Why not nobody mentions TESLA while he is the true inventor according to the Supreme Court Ruling in 1943
The Guglielmo Marconi Case Who is the True Inventor of Radio?

How many mistakes are there in our history books after all? How many facts are erroneously described and so replicated throughout the world, while the reality is completely different?

The invention of radio is one of these cases. Despite the fact that almost every book mentions Guglielmo Marconi as the inventor of radio, the only thing Marconi did seems to be nothing more than reproducing apparatus Nikola Tesla had registered years ago. Marconi copied Tesla, made some modifications, built a large industry producing radio devices in Europe and spent huge amounts to advertise his supposed invention.

Yet, the inventor of radio is Nikola Tesla, as proved by official court decisions and as great scientists of his era admit.

The Facts

1893 Tesla carries his first experiments with high frequency electric currents. The first demonstration of wireless communication.
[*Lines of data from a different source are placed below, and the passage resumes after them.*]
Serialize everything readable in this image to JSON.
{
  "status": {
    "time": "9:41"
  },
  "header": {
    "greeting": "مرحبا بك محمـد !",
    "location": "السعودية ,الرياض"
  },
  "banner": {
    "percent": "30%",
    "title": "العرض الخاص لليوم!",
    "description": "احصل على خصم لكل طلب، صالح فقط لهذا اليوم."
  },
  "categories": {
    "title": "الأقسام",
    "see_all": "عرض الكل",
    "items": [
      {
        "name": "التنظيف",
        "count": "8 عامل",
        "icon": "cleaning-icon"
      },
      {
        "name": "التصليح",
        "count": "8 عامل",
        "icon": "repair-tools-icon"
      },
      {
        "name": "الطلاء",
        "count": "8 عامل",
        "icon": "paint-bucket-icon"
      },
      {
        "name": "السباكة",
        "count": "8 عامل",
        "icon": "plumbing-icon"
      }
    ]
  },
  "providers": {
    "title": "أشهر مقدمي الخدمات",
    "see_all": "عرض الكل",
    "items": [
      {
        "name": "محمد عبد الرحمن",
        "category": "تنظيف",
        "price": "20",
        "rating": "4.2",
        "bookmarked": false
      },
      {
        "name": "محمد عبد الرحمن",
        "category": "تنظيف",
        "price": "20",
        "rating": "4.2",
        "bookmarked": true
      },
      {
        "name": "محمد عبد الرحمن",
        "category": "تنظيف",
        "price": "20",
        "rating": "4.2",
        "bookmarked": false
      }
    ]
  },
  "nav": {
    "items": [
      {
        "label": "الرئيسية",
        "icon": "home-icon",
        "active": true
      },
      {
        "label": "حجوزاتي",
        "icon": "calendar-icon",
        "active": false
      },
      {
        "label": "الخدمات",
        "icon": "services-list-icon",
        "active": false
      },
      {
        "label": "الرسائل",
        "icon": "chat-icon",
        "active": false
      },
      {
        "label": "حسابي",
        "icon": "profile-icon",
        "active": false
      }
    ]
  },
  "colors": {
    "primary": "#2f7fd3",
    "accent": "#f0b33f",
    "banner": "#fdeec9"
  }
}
In his articles and lectures Tesla describes his first radio apparatus in detail.

1895 Marconi presents a radio device in London, claiming it as his invention. However, the device is the same as what Tesla had already described in his articles. Later on, Marconi will claim that he had not read Tesla's articles, despite that they were translated in many languages very quickly.

1897 First patent registered by Nikola Tesla on radio communication, Patent No. 645576.
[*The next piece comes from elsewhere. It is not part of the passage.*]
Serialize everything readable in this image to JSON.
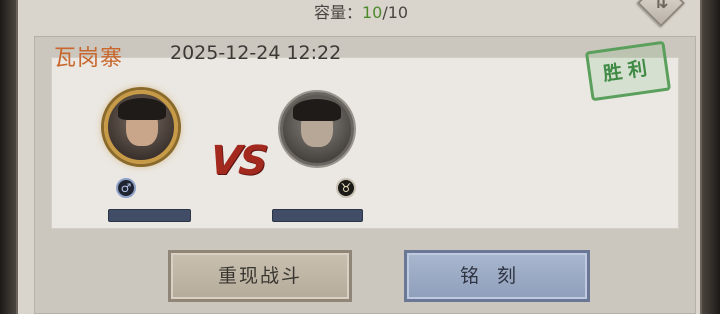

1898 Tesla constructs the first remotely controlled boat and demonstrates it in New York. He registers this invention under Patent No. 613809.

1899 Tesla builds a large radio station in Colorado Springs, USA and starts his experiments. His observations are noted in his diary.

1900 Marconi starts selling his radio apparatus. Tesla says he wants to sue him.

1901 Tesla begins the construction of a huge radio station in Wanderclyffe, near New York. This station, Tesla's biggest dream, would transmit electric signals and energy to the whole planet. It was never completed, due to lack of financial means. The same year, Marconi transmits his first message over the Atlantic. The world was impressed, but did not learn that Marconi was only using Tesla's Patent No. 645576 (1897).

1916 Marconi starts exploiting the rights of his supposed invention, considering himself, and not Tesla, the patent holder.

1917 In an article in "Electrical Experimenter" Tesla announces a system to locate metallic objects through radio signal reflection. This is the beginning of the radar.

1943 Nine months after Tesla's death, the Supreme Patent Court of the USA decides that Nikola Tesla must be considered the father of wireless transmission and radio. Justifying its decision the court notes that in Marconi's related Patent (No. 763772 of 1904) there is nothing new not having been earlier published and registered by Tesla. The Court considered Marconi's claim that he did not knew of Tesla's patents false.